A atracção fatal dos políticos pela Cristina

Neste aspecto quase cómico onde se junta o comer e a vontade de comer da ânsia de notoriedade, Cristina Ferreira é a nova Dona Disto Tudo.

Aparecem diariamente vários temas nos media que são poeira inútil, disparate consagrado, ou vazio consubstanciado nos próprios autores desse carrossel. Neste último caso, surgiu o assunto da recandidatura a Belém de Marcelo Rebelo de Sousa, algo do qual o próprio é o principal promotor e interessado. Diz que ainda não tomou uma decisão, mas eu posso informar que se recandidata e acrescento factos: já falou com Manuel Luís Goucha, foi ao primeiro Quadratura do Círculo na TVI, ligou para a Cristina Ferreira, inaugurou a nova sede da Impresa, foi à Gala Vidas do CM e prometeu que ia arranjar tempo para ver a nova novela da CMTV. Fez o pleno das televisões (só não incluiu a RTP porque hoje em dia ninguém lhe liga, diga-se a verdade e com mágoa pois somos nós portugueses que pagamos), quer agradar a gregos e troianos, tal como um dia decidiu deixar de ser do Sporting e dizer que era do Braga para não desagradar aos rivais. É assim Marcelo. Já decidiu, procura a unanimidade e faz o seu próprio folclore. É um estilo que muitos portugueses apreciam.
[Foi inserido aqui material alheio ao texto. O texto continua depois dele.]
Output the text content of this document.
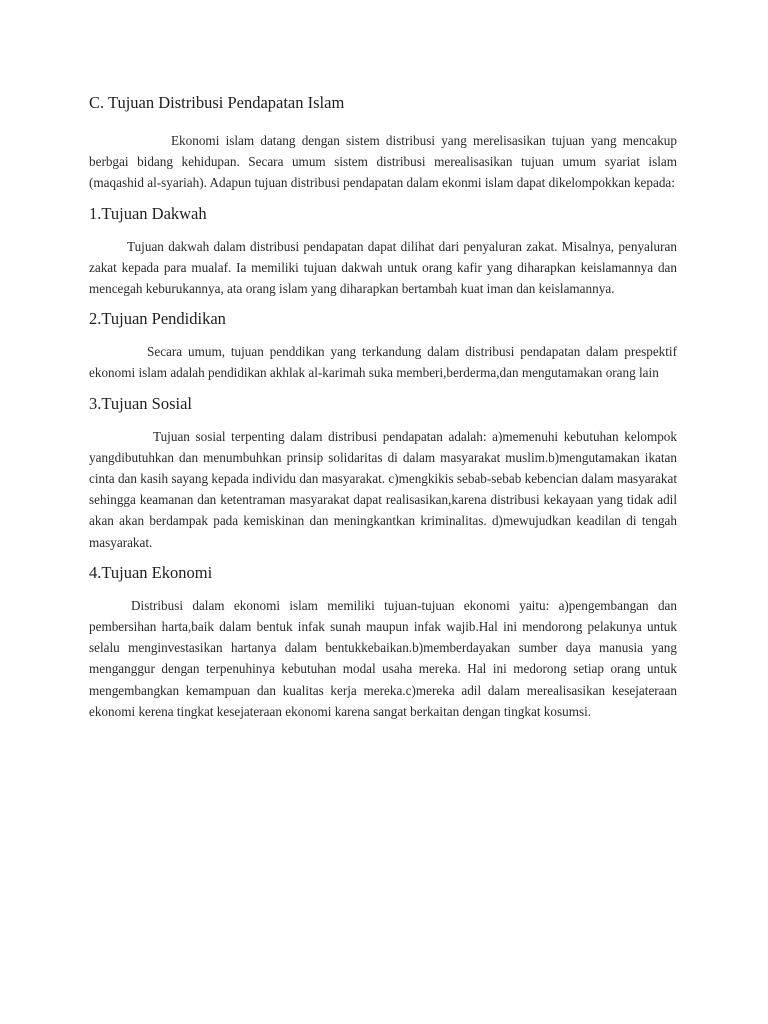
C. Tujuan Distribusi Pendapatan Islam

Ekonomi islam datang dengan sistem distribusi yang merelisasikan tujuan yang mencakup berbgai bidang kehidupan. Secara umum sistem distribusi merealisasikan tujuan umum syariat islam (maqashid al-syariah). Adapun tujuan distribusi pendapatan dalam ekonmi islam dapat dikelompokkan kepada:

1.Tujuan Dakwah

Tujuan dakwah dalam distribusi pendapatan dapat dilihat dari penyaluran zakat. Misalnya, penyaluran zakat kepada para mualaf. Ia memiliki tujuan dakwah untuk orang kafir yang diharapkan keislamannya dan mencegah keburukannya, ata orang islam yang diharapkan bertambah kuat iman dan keislamannya.

2.Tujuan Pendidikan

Secara umum, tujuan penddikan yang terkandung dalam distribusi pendapatan dalam prespektif ekonomi islam adalah pendidikan akhlak al-karimah suka memberi,berderma,dan mengutamakan orang lain

3.Tujuan Sosial

Tujuan sosial terpenting dalam distribusi pendapatan adalah: a)memenuhi kebutuhan kelompok yangdibutuhkan dan menumbuhkan prinsip solidaritas di dalam masyarakat muslim.b)mengutamakan ikatan cinta dan kasih sayang kepada individu dan masyarakat. c)mengkikis sebab-sebab kebencian dalam masyarakat sehingga keamanan dan ketentraman masyarakat dapat realisasikan,karena distribusi kekayaan yang tidak adil akan akan berdampak pada kemiskinan dan meningkantkan kriminalitas. d)mewujudkan keadilan di tengah masyarakat.

4.Tujuan Ekonomi

Distribusi dalam ekonomi islam memiliki tujuan-tujuan ekonomi yaitu: a)pengembangan dan pembersihan harta,baik dalam bentuk infak sunah maupun infak wajib.Hal ini mendorong pelakunya untuk selalu menginvestasikan hartanya dalam bentukkebaikan.b)memberdayakan sumber daya manusia yang menganggur dengan terpenuhinya kebutuhan modal usaha mereka. Hal ini medorong setiap orang untuk mengembangkan kemampuan dan kualitas kerja mereka.c)mereka adil dalam merealisasikan kesejateraan ekonomi kerena tingkat kesejateraan ekonomi karena sangat berkaitan dengan tingkat kosumsi.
Marcelo é um bicho televisivo, criou o seu “ethos” e “pathos” na TVI onde brindava todos com simpatia enquanto destilava as suas diabruras que são o sangue verdadeiro que corre nele. Conhece o meio, sabe da importância das redes sociais na actualidade e mergulha em “selfies” sem qualquer pudor, porém, sente que para chegar mais facilmente às salas dos potenciais eleitores o melhor meio continua a ser a televisão. Os políticos têm um dilema: notoriedade ou reputação? Se conseguissem conjugar as duas seria fantástico, o problema é que se há vantagens numa destas variáveis pode-se perder na outra. Por cá, a campeã de programas que dão notoriedade fácil, entrando num consumidor e eleitorado que pode ser fiel trazendo o elemento de proximidade e “lado pessoal” que a classe política tem a pulsão por exibir chama-se “Programa da Cristina”. Ali já esteve Marcelo ao telefone, António Costa a elaborar uma cataplana como quem concebe uma geringonça e Assunção Cristas a cozinhar um económico arroz de atum.

Como já tinha escrito, e repeti na semana passada à revista “Visão”, neste aspecto quase cómico onde se junta o comer e a vontade de comer da ânsia de notoriedade, Cristina Ferreira é a nova Dona Disto Tudo e parece que todos querem ser ungidos com a sua benção. Há umas décadas atrás, era Herman José, no “Parabéns”, o alvo de cobiça de uma classe que precisa de se dar a conhecer, de mostrar a sua face risonha, o seu lado “cool” e a sua família exemplar. É claro que homens que criaram a sua imagem de “Deus ex machina”, como Cavaco Silva ou Rui Rio, se caíssem neste engodo teriam como resultado a perda imediata da sua “persona política” e sujeitar-se-iam ao ridículo geral, logo, a notoriedade não vale tudo e é importante, e provavelmente muito mais decisivo num tempo longo, uma muito maior atenção à reputação cuidada e regada devagarinho, sem pressas, com menos exibição e mais discrição.

O problema consiste em que o poder acarreta volúpia. Ambição, exposição, ganhos rápidos. É nessa corda bamba de notoriedade e reputação que navega uma carreira política sabendo-se que os políticos não podem fechar-se num convento como qualquer monge da Cartuxa que cultiva uma vida de silêncio. Há um namoro normal com os media, pois são eles os holofotes dos afãs pessoais, contudo, nem tudo o que luz é ouro. Numa sociedade completamente mediática recheada de ruído, atolada em informação avulsa e difusa, conteúdos ao segundo e estímulos constantes, cada vez mais é um sinal de sensatez saber qual o “timing” e o local correcto para um político se mostrar e dar a conhecer. E se para uma reputação de ferro é preciso uma alma de maratonista, continua a ser o “sprint” da notoriedade a atracção fatal dos políticos. Por isso, amanhã a produção da Cristina Ferreira vai ter mais uns quantos a querer lá ir.